Nous sommes cinq dans le bus, le chauffeur , la dame deux passagers et moi. Dès le départ, notre brave dame nous raconte ses tribulations médicales à grands renforts de gestes et de mimiques. Elle ne nous épargne rien et nous raconte par le menu comment le radiologue la retourne comme une omelette. «Vous comprenez» nous dit-elle « c'est que je n'ai plus dix-huit ans mais soixante quatorze » Elle y va avec tant d'entrain , que je finis par me demander si elle ne va pas nous faire un striptease. Mais non, et une fois que le registre des maladies multiples et diverses est clos, elle attaque les faits divers du matin. Et là, la grosse rigolade continue de plus belle. Elle interpelle le chauffeur:

-Vous vous rendez compte, hier un prisonnier en a mangé un autre qui était dans sa cellule

-Ben quoi ils leur donnent pas à manger en Amérique?

-Mais non, ce n'est pas de faim qu'il l'a mangé mais de haine.

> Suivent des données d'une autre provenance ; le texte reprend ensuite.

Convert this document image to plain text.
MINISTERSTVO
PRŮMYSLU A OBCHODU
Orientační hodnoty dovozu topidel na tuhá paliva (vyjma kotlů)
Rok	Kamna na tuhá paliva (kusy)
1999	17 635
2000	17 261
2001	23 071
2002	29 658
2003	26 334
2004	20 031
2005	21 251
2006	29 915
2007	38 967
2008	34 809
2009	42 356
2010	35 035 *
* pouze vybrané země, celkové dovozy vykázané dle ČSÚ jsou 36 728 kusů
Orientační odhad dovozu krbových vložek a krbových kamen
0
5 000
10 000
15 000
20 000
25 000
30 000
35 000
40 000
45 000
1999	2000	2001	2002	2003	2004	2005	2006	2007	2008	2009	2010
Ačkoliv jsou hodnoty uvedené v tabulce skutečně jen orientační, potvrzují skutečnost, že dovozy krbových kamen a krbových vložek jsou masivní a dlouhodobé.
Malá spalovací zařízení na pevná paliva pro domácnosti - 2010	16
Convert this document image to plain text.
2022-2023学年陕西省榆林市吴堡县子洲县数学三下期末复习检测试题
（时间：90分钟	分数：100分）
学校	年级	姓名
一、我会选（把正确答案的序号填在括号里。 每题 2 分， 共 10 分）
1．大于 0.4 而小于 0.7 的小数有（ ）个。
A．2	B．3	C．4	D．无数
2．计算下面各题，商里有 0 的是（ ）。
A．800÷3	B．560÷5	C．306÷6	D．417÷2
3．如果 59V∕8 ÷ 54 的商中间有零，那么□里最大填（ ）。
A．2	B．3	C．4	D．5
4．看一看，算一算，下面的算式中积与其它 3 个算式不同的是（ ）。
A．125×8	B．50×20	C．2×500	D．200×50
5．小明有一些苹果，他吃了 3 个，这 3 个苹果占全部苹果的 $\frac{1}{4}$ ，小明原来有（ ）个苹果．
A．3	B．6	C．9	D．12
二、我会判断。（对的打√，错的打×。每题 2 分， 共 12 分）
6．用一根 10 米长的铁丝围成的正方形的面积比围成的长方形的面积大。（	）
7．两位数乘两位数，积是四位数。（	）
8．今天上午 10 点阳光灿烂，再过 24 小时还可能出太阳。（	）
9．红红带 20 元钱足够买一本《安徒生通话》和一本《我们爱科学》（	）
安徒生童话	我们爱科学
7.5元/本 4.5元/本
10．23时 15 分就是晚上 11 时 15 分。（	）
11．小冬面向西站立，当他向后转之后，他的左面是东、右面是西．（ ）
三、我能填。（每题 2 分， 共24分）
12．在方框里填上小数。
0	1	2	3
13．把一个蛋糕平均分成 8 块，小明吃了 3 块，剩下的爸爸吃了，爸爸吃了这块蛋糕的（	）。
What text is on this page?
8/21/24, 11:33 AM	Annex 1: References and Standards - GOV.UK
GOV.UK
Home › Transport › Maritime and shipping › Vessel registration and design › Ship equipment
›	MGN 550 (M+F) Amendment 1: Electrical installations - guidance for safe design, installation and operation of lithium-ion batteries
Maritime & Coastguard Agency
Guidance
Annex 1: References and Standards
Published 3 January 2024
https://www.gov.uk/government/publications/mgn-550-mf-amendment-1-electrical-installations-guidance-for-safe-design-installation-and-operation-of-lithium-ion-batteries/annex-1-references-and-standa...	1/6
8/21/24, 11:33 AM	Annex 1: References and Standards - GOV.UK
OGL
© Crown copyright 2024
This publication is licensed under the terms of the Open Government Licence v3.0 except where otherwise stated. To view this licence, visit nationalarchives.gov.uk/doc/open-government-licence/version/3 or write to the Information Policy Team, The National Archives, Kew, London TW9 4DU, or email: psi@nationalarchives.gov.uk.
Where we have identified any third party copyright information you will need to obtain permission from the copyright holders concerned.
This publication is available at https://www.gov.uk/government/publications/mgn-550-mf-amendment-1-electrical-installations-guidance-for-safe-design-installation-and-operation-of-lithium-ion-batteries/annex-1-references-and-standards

A ce moment du dialogue, le chauffeur freine et s'arrête et les deux passagers descendent. Il est onze heures trente et comme notre grosse dame est polie , elle leur souhaite bon appétit. Je me retiens de leur demander s' ils n'ont pas un petit prisonnier à se mettre sous la dent. La gare est proche. Le retour vers Lyon se fait à faible allure, ce qui me permet de me remplir encore les yeux de nature avant de replonger dans l'affairement urbain. Une fois sur le quai de la gare de la Part Dieu, pour me remettre dans le tempo de la cité, je prends le temps de faire à pied les cinq kilomètres qui me conduiront chez moi.